Of course, this assumes someone out there is actually reading this stuff.

Besides being lazy about blogging, I've been angry and upset about things happening in the world these days. Out of sight gas prices (I heard today gasoline may soon reach $6 a gallon)... stocks plunging... a presidential election I'm not excited about... friends getting cancer... dumb decisions in Washington... and many more such things have been getting me quite depressed.

But I'm preaching through the book of Acts, and I've noticed that the early Christians had it much worse that we do. I mean, we don't experience near the kind of religious persecution they did. We don't experience near the degree of marginalization and discrimination those 1st century believers did. They had it tough in so many ways. I haven't been stoned lately, have you?

Yet, for the most part (there were exceptions, like Ananias and Sapphira), the early Christians maintained their integrity. They kept their focus on God. They had a boldness about them that reveals an underlying spirit of optimism. They loved and served each other, and reached out to the lost. They didn't get all depressed and whiny. They seem to have stayed positive.

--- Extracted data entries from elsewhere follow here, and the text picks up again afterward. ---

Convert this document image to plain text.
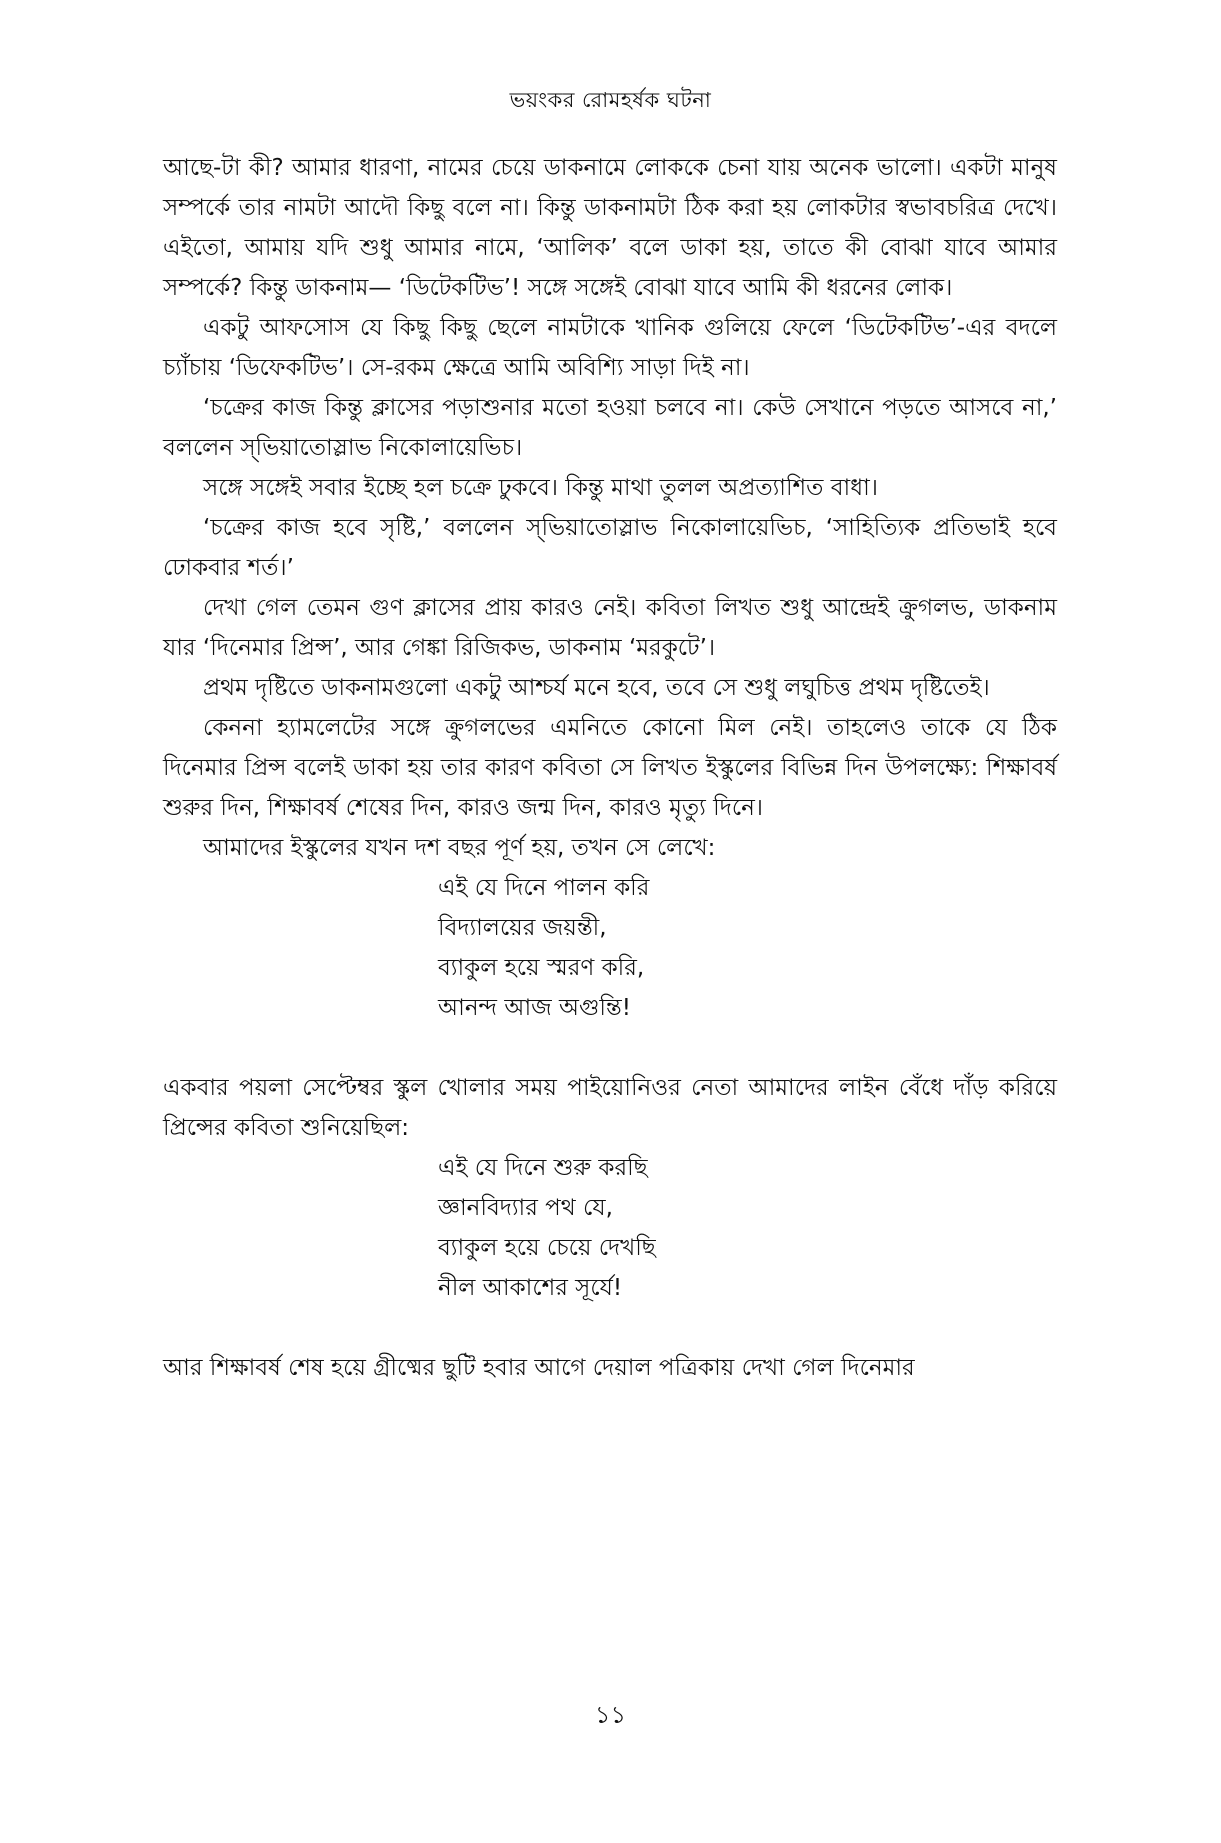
ভয়ংকর রোমহর্ষক ঘটনা

আছে-টা কী? আমার ধারণা, নামের চেয়ে ডাকনামে লোককে চেনা যায় অনেক ভালো। একটা মানুষ সম্পর্কে তার নামটা আদৌ কিছু বলে না। কিন্তু ডাকনামটা ঠিক করা হয় লোকটার স্বভাবচরিত্র দেখে। এইতো, আমায় যদি শুধু আমার নামে, ‘আলিক’ বলে ডাকা হয়, তাতে কী বোঝা যাবে আমার সম্পর্কে? কিন্তু ডাকনাম— ‘ডিটেকটিভ’! সঙ্গে সঙ্গেই বোঝা যাবে আমি কী ধরনের লোক।

একটু আফসোস যে কিছু কিছু ছেলে নামটাকে খানিক গুলিয়ে ফেলে ‘ডিটেকটিভ’-এর বদলে চ্যাঁচায় ‘ডিফেকটিভ’। সে-রকম ক্ষেত্রে আমি অবিশ্যি সাড়া দিই না।

‘চক্রের কাজ কিন্তু ক্লাসের পড়াশুনার মতো হওয়া চলবে না। কেউ সেখানে পড়তে আসবে না,’ বললেন স্‌ভিয়াতোস্লাভ নিকোলায়েভিচ।

সঙ্গে সঙ্গেই সবার ইচ্ছে হল চক্রে ঢুকবে। কিন্তু মাথা তুলল অপ্রত্যাশিত বাধা।

‘চক্রের কাজ হবে সৃষ্টি,’ বললেন স্‌ভিয়াতোস্লাভ নিকোলায়েভিচ, ‘সাহিত্যিক প্রতিভাই হবে ঢোকবার শর্ত।’

দেখা গেল তেমন গুণ ক্লাসের প্রায় কারও নেই। কবিতা লিখত শুধু আন্দ্রেই ক্রুগলভ, ডাকনাম যার ‘দিনেমার প্রিন্স’, আর গেঙ্কা রিজিকভ, ডাকনাম ‘মরকুটে’।

প্রথম দৃষ্টিতে ডাকনামগুলো একটু আশ্চর্য মনে হবে, তবে সে শুধু লঘুচিত্ত প্রথম দৃষ্টিতেই।

কেননা হ্যামলেটের সঙ্গে ক্রুগলভের এমনিতে কোনো মিল নেই। তাহলেও তাকে যে ঠিক দিনেমার প্রিন্স বলেই ডাকা হয় তার কারণ কবিতা সে লিখত ইস্কুলের বিভিন্ন দিন উপলক্ষ্যে: শিক্ষাবর্ষ শুরুর দিন, শিক্ষাবর্ষ শেষের দিন, কারও জন্ম দিন, কারও মৃত্যু দিনে।

আমাদের ইস্কুলের যখন দশ বছর পূর্ণ হয়, তখন সে লেখে:

এই যে দিনে পালন করি
বিদ্যালয়ের জয়ন্তী,
ব্যাকুল হয়ে স্মরণ করি,
আনন্দ আজ অগুন্তি!

একবার পয়লা সেপ্টেম্বর স্কুল খোলার সময় পাইয়োনিওর নেতা আমাদের লাইন বেঁধে দাঁড় করিয়ে প্রিন্সের কবিতা শুনিয়েছিল:

এই যে দিনে শুরু করছি
জ্ঞানবিদ্যার পথ যে,
ব্যাকুল হয়ে চেয়ে দেখছি
নীল আকাশের সূর্যে!

আর শিক্ষাবর্ষ শেষ হয়ে গ্রীষ্মের ছুটি হবার আগে দেয়াল পত্রিকায় দেখা গেল দিনেমার

১১
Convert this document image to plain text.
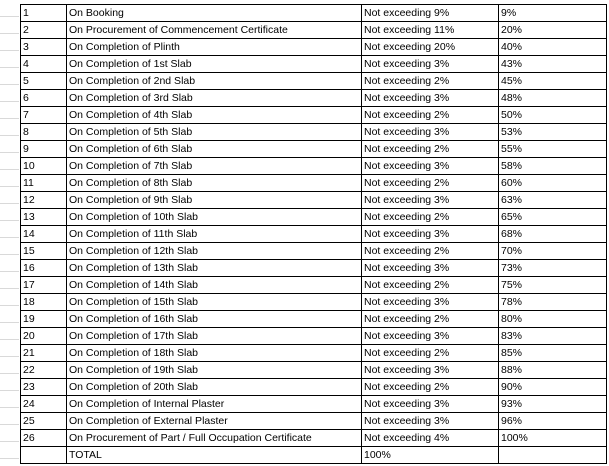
1	On Booking	Not exceeding 9%	9%
2	On Procurement of Commencement Certificate	Not exceeding 11%	20%
3	On Completion of Plinth	Not exceeding 20%	40%
4	On Completion of 1st Slab	Not exceeding 3%	43%
5	On Completion of 2nd Slab	Not exceeding 2%	45%
6	On Completion of 3rd Slab	Not exceeding 3%	48%
7	On Completion of 4th Slab	Not exceeding 2%	50%
8	On Completion of 5th Slab	Not exceeding 3%	53%
9	On Completion of 6th Slab	Not exceeding 2%	55%
10	On Completion of 7th Slab	Not exceeding 3%	58%
11	On Completion of 8th Slab	Not exceeding 2%	60%
12	On Completion of 9th Slab	Not exceeding 3%	63%
13	On Completion of 10th Slab	Not exceeding 2%	65%
14	On Completion of 11th Slab	Not exceeding 3%	68%
15	On Completion of 12th Slab	Not exceeding 2%	70%
16	On Completion of 13th Slab	Not exceeding 3%	73%
17	On Completion of 14th Slab	Not exceeding 2%	75%
18	On Completion of 15th Slab	Not exceeding 3%	78%
19	On Completion of 16th Slab	Not exceeding 2%	80%
20	On Completion of 17th Slab	Not exceeding 3%	83%
21	On Completion of 18th Slab	Not exceeding 2%	85%
22	On Completion of 19th Slab	Not exceeding 3%	88%
23	On Completion of 20th Slab	Not exceeding 2%	90%
24	On Completion of Internal Plaster	Not exceeding 3%	93%
25	On Completion of External Plaster	Not exceeding 3%	96%
26	On Procurement of Part / Full Occupation Certificate	Not exceeding 4%	100%
	TOTAL	100%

Why? I think it's because they were well established in their belief in the Kingdom.

Behavior is always rooted in ideas, and there's no better idea than the Kingdom.

The Kingdom of God means his rule, reign, and dominion. Some people suggest that Kingdom is the unifying theme of the entire Bible, and I'm inclined to agree. When it comes to the book of Acts, I notice that Kingdom frames the whole book. In Acts 1:3, it says that Jesus spoke to his followers about the Kingdom of God. In Acts 28:31, it says that Paul preached the Kingdom of God. The book of Acts opens and closes on the note of Kingdom.

So maybe the early Christians were not blown away by the events of the day because they were persuaded Jesus was still on the throne. Plus, they remembered such Kingdom teaching in the Hebrew Scriptures as the following...
  • “The earth will be full of the knowledge of the Lord as the waters cover the sea” (Isaiah 11:9).
  • “His kingdom will be an everlasting kingdom, and all rulers will worship and obey him” (Daniel 7:27).
  • “He will rule from sea to sea and from the River to the ends of the earth. All kings will bow down to him and all nations will serve him” (Psalm 72:8, 11).
  • “The God of heaven will set up a kingdom that will never be destroyed, nor will it be left to another people. It will crush all those kingdoms and bring them to an end, but it will itself endure forever” (Daniel 2:44).
It's my thesis that the early Christians had a Kingdom confidence that we need today. I certainly need it.